An example of high-IQ young person who, thanks to technology, has attained more wealth and status than would have been possible generations ago in a pre-computer era, is Martin Goldberg, a popular YouTube commentator who talks about issues pertaining to politics and masculinity, who is in his 20s and makes a good living in the tech industry and invests his money, but produces highly popular YouTube videos in his downtime that are watched by thousands of people, so he has both wealth and social status.
Another example is Mr.
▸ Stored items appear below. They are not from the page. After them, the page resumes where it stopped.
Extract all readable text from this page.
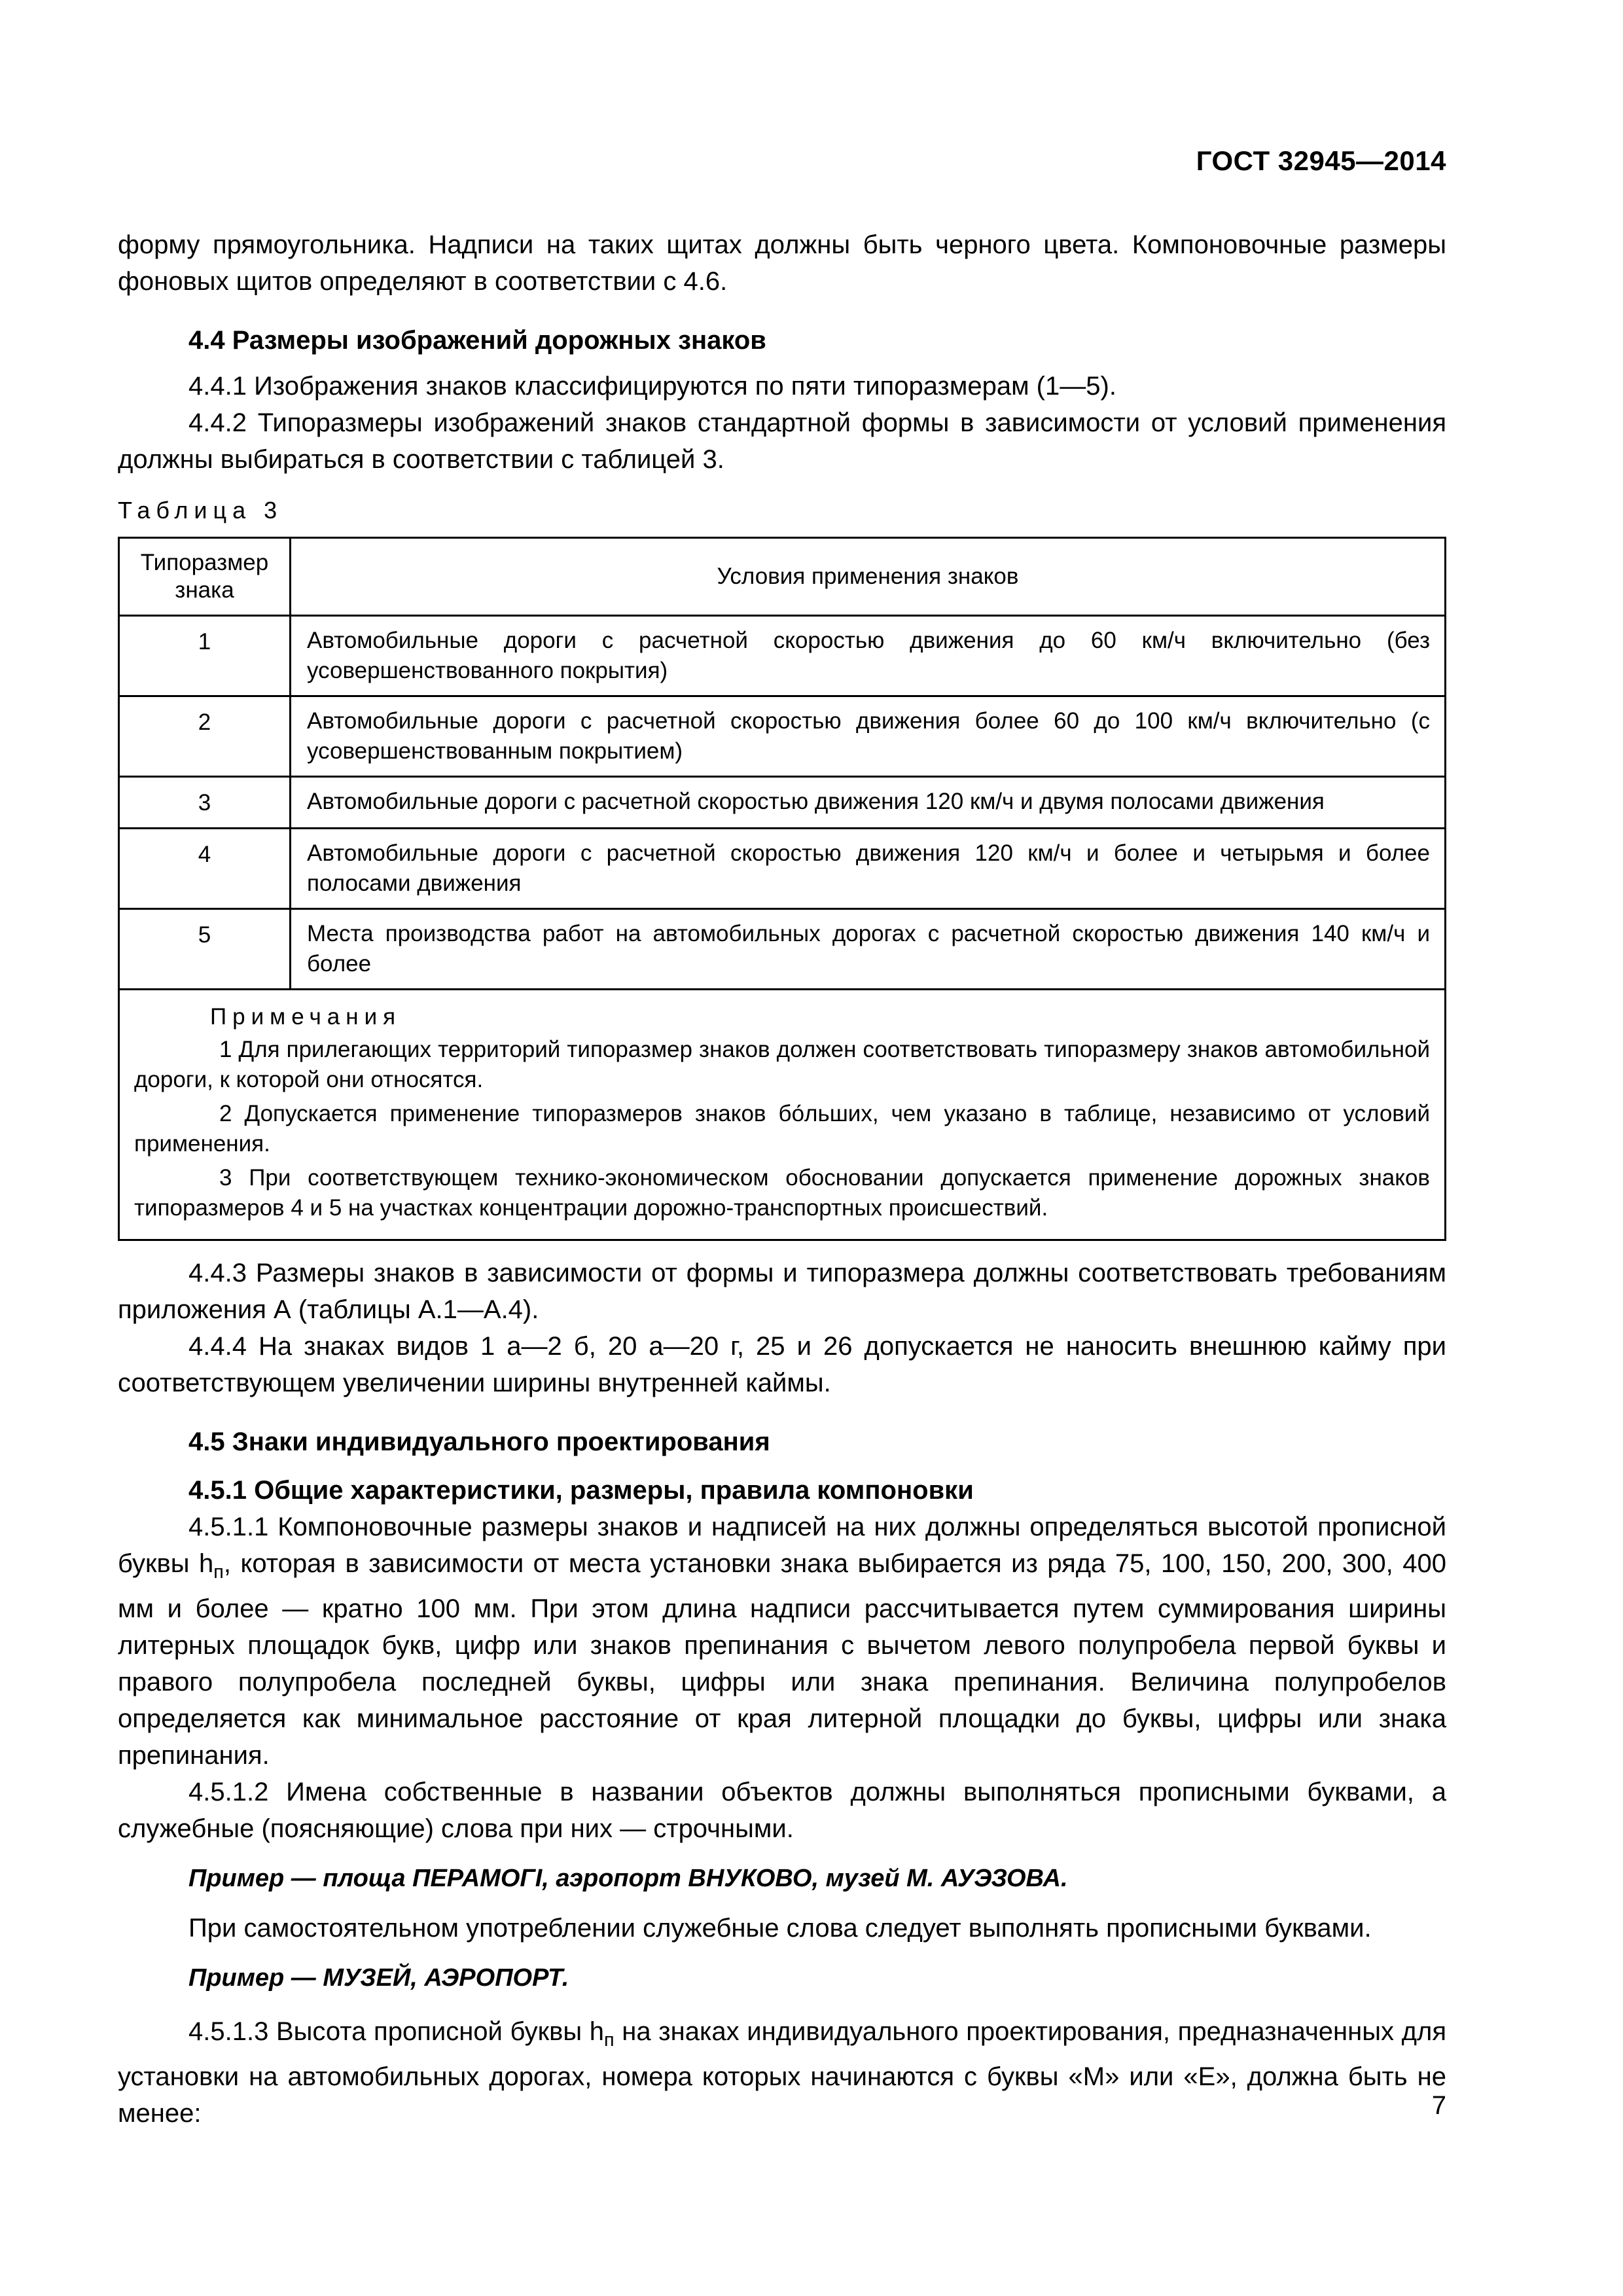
ГОСТ 32945—2014

форму прямоугольника. Надписи на таких щитах должны быть черного цвета. Компоновочные размеры фоновых щитов определяют в соответствии с 4.6.

4.4 Размеры изображений дорожных знаков

4.4.1 Изображения знаков классифицируются по пяти типоразмерам (1—5).

4.4.2 Типоразмеры изображений знаков стандартной формы в зависимости от условий применения должны выбираться в соответствии с таблицей 3.

Таблица 3

Типоразмер знака	Условия применения знаков
1	Автомобильные дороги с расчетной скоростью движения до 60 км/ч включительно (без усовершенствованного покрытия)
2	Автомобильные дороги с расчетной скоростью движения более 60 до 100 км/ч включительно (с усовершенствованным покрытием)
3	Автомобильные дороги с расчетной скоростью движения 120 км/ч и двумя полосами движения
4	Автомобильные дороги с расчетной скоростью движения 120 км/ч и более и четырьмя и более полосами движения
5	Места производства работ на автомобильных дорогах с расчетной скоростью движения 140 км/ч и более

Примечания

1 Для прилегающих территорий типоразмер знаков должен соответствовать типоразмеру знаков автомобильной дороги, к которой они относятся.

2 Допускается применение типоразмеров знаков бо́льших, чем указано в таблице, независимо от условий применения.

3 При соответствующем технико-экономическом обосновании допускается применение дорожных знаков типоразмеров 4 и 5 на участках концентрации дорожно-транспортных происшествий.	

4.4.3 Размеры знаков в зависимости от формы и типоразмера должны соответствовать требованиям приложения А (таблицы А.1—А.4).

4.4.4 На знаках видов 1 а—2 б, 20 а—20 г, 25 и 26 допускается не наносить внешнюю кайму при соответствующем увеличении ширины внутренней каймы.

4.5 Знаки индивидуального проектирования

4.5.1 Общие характеристики, размеры, правила компоновки

4.5.1.1 Компоновочные размеры знаков и надписей на них должны определяться высотой прописной буквы $h_п$, которая в зависимости от места установки знака выбирается из ряда 75, 100, 150, 200, 300, 400 мм и более — кратно 100 мм. При этом длина надписи рассчитывается путем суммирования ширины литерных площадок букв, цифр или знаков препинания с вычетом левого полупробела первой буквы и правого полупробела последней буквы, цифры или знака препинания. Величина полупробелов определяется как минимальное расстояние от края литерной площадки до буквы, цифры или знака препинания.

4.5.1.2 Имена собственные в названии объектов должны выполняться прописными буквами, а служебные (поясняющие) слова при них — строчными.

Пример — площа ПЕРАМОГІ, аэропорт ВНУКОВО, музей М. АУЭЗОВА.

При самостоятельном употреблении служебные слова следует выполнять прописными буквами.

Пример — МУЗЕЙ, АЭРОПОРТ.

4.5.1.3 Высота прописной буквы $h_п$ на знаках индивидуального проектирования, предназначенных для установки на автомобильных дорогах, номера которых начинаются с буквы «М» или «Е», должна быть не менее:	7
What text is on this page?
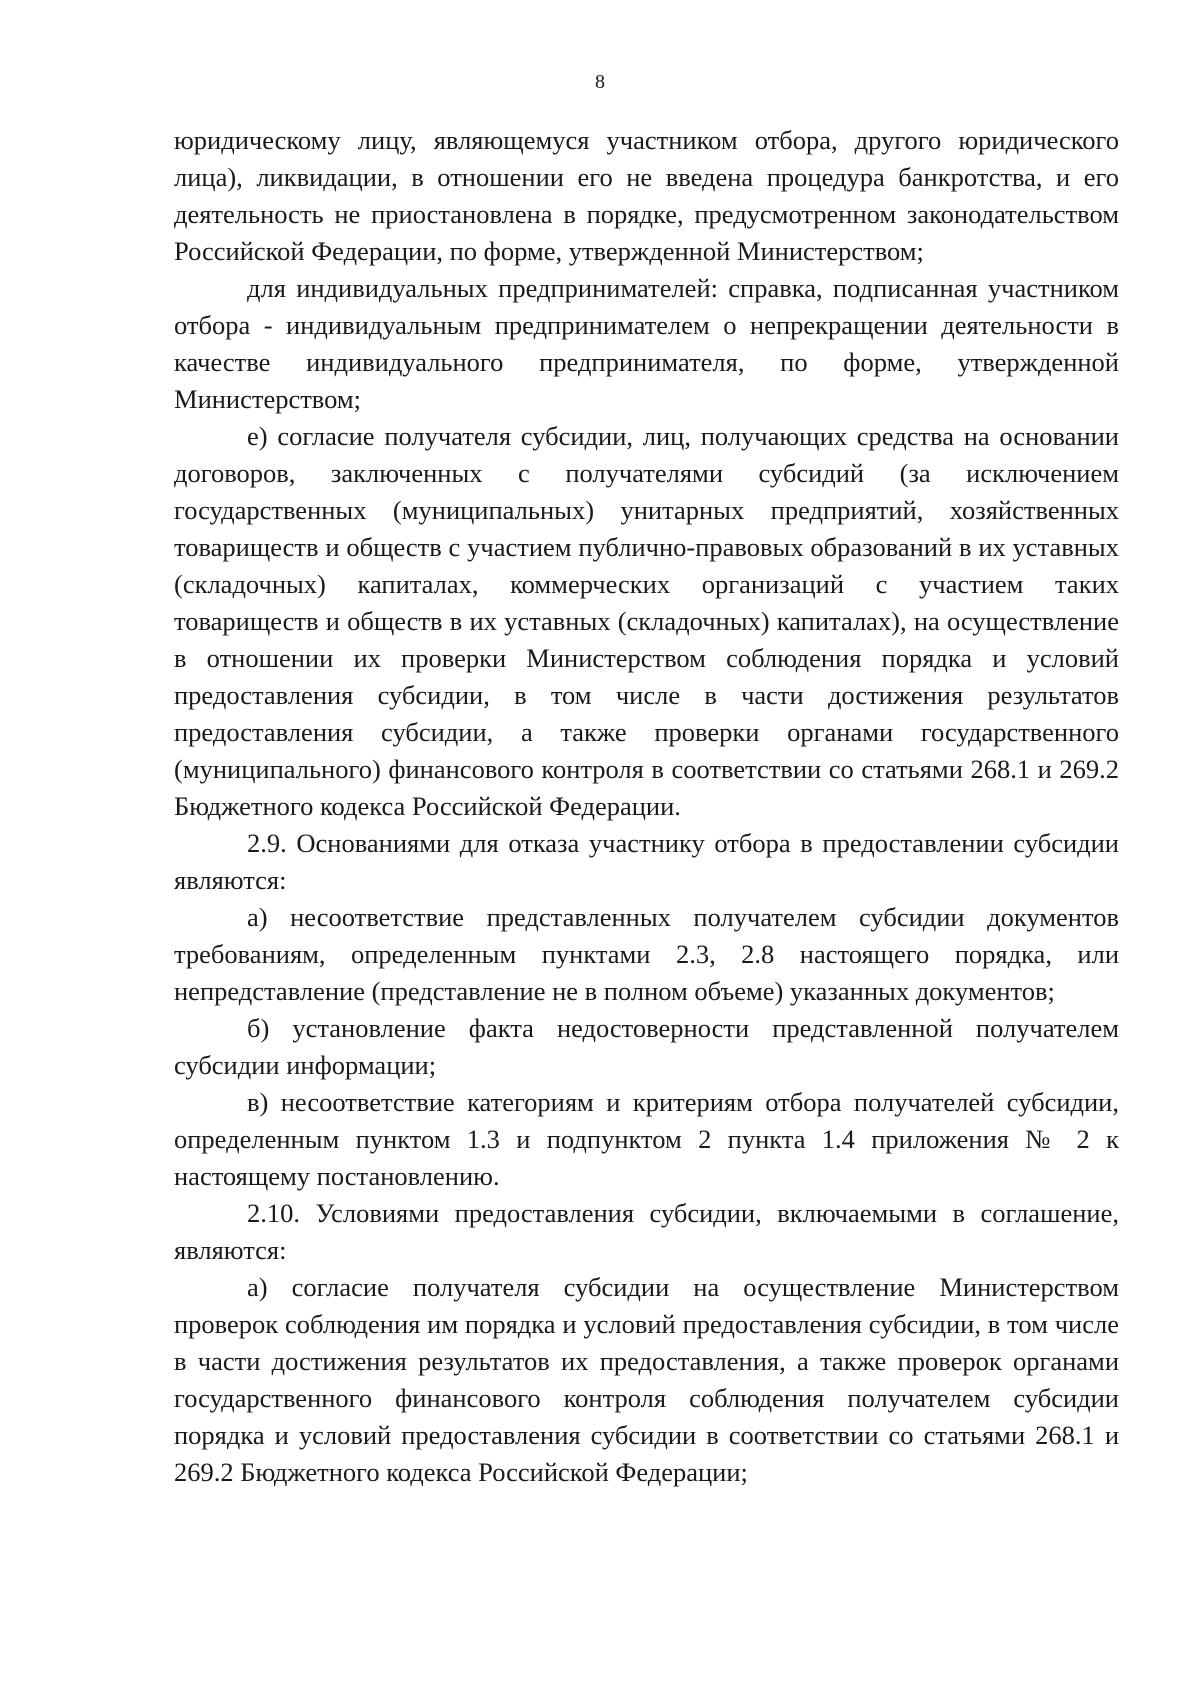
8

юридическому лицу, являющемуся участником отбора, другого юридического лица), ликвидации, в отношении его не введена процедура банкротства, и его деятельность не приостановлена в порядке, предусмотренном законодательством Российской Федерации, по форме, утвержденной Министерством;

для индивидуальных предпринимателей: справка, подписанная участником отбора - индивидуальным предпринимателем о непрекращении деятельности в качестве индивидуального предпринимателя, по форме, утвержденной Министерством;

е) согласие получателя субсидии, лиц, получающих средства на основании договоров, заключенных с получателями субсидий (за исключением государственных (муниципальных) унитарных предприятий, хозяйственных товариществ и обществ с участием публично-правовых образований в их уставных (складочных) капиталах, коммерческих организаций с участием таких товариществ и обществ в их уставных (складочных) капиталах), на осуществление в отношении их проверки Министерством соблюдения порядка и условий предоставления субсидии, в том числе в части достижения результатов предоставления субсидии, а также проверки органами государственного (муниципального) финансового контроля в соответствии со статьями 268.1 и 269.2 Бюджетного кодекса Российской Федерации.

2.9. Основаниями для отказа участнику отбора в предоставлении субсидии являются:

а) несоответствие представленных получателем субсидии документов требованиям, определенным пунктами 2.3, 2.8 настоящего порядка, или непредставление (представление не в полном объеме) указанных документов;

б) установление факта недостоверности представленной получателем субсидии информации;

в) несоответствие категориям и критериям отбора получателей субсидии, определенным пунктом 1.3 и подпунктом 2 пункта 1.4 приложения № 2 к настоящему постановлению.

2.10. Условиями предоставления субсидии, включаемыми в соглашение, являются:

а) согласие получателя субсидии на осуществление Министерством проверок соблюдения им порядка и условий предоставления субсидии, в том числе в части достижения результатов их предоставления, а также проверок органами государственного финансового контроля соблюдения получателем субсидии порядка и условий предоставления субсидии в соответствии со статьями 268.1 и 269.2 Бюджетного кодекса Российской Федерации;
Money Mustache, a retired software engineer who makes a good living running a personal finance blog read by thousands of people everyday. Obviously, this is not on the level of A-list actors or the likes Jeff Bezos, but way more wealth and status than the typical ’90-100 IQ normie’ on Facebook who works at a job that has now been deemed ‘non-essential,’ lives paycheck to paycheck with little or nothing left over to invest, and no one outside of his family and close circle of friends knows or cares who he is.
Even as recently as two generations ago, being an engineer, a biologist, an economist, or a historian didn’t bestow much, if any, social status. The number of public intellectuals was limited to the likes of Carl Sagan, Issac Asimov, Milton Friedman, and a few others, but but the rise of the internet, and, especially since 2013 or so, the rise of STEM-culture and ‘smart’ sites such as as Reddit, has created hundreds, even thousands, of intellectuals who are highly influential online and in their communities. It may not be the same audience as having a PBS or CBS special, but it’s still considerably more people than a typical university. The Reddit subs r/askhistorians, r/science, r/philosophy and r/economics are hugely popular, read by thousand of people everyday, and discussions get hundreds of comments. AMAs by scientists and tech entrepreneurs such as Elon Musk, Richard Dawkins, and Bill Gates, get as many comments and up-votes as as AMAs by celebrities. The rise of the IDW is further evidence of both the huge demand online for intellectual discourse and how intellectuals are gaining status through social media and platforms such as Twitter and YouTube, where videos and podcasts by IDW-intellectuals Sam Harris and Eric Weinstein get millions of views and downloads.
In conclusion, with the exception of actors and athletes, who owe their success to rarefied physical talent or connections in the entertainment industry, one’s wealth and social status in modern society is heavily predicted by IQ, and this growing wealth and status disparity between the smart and everyone else, is magnified by recent trends in technology and economics as discussed above. Low inflation and low interest rates make it easier for high-earners in STEM to buy homes early in life and generate strong real returns in the stock market and real estate, as wealth grows due to compounding. 100 years ago, physical strength and the ability to work with one’s hands were valued skills, and although such jobs can still pay well today, does not compared to careers in coding or finance, in which young people plucked right out of college can instantly enter the upper-middle class.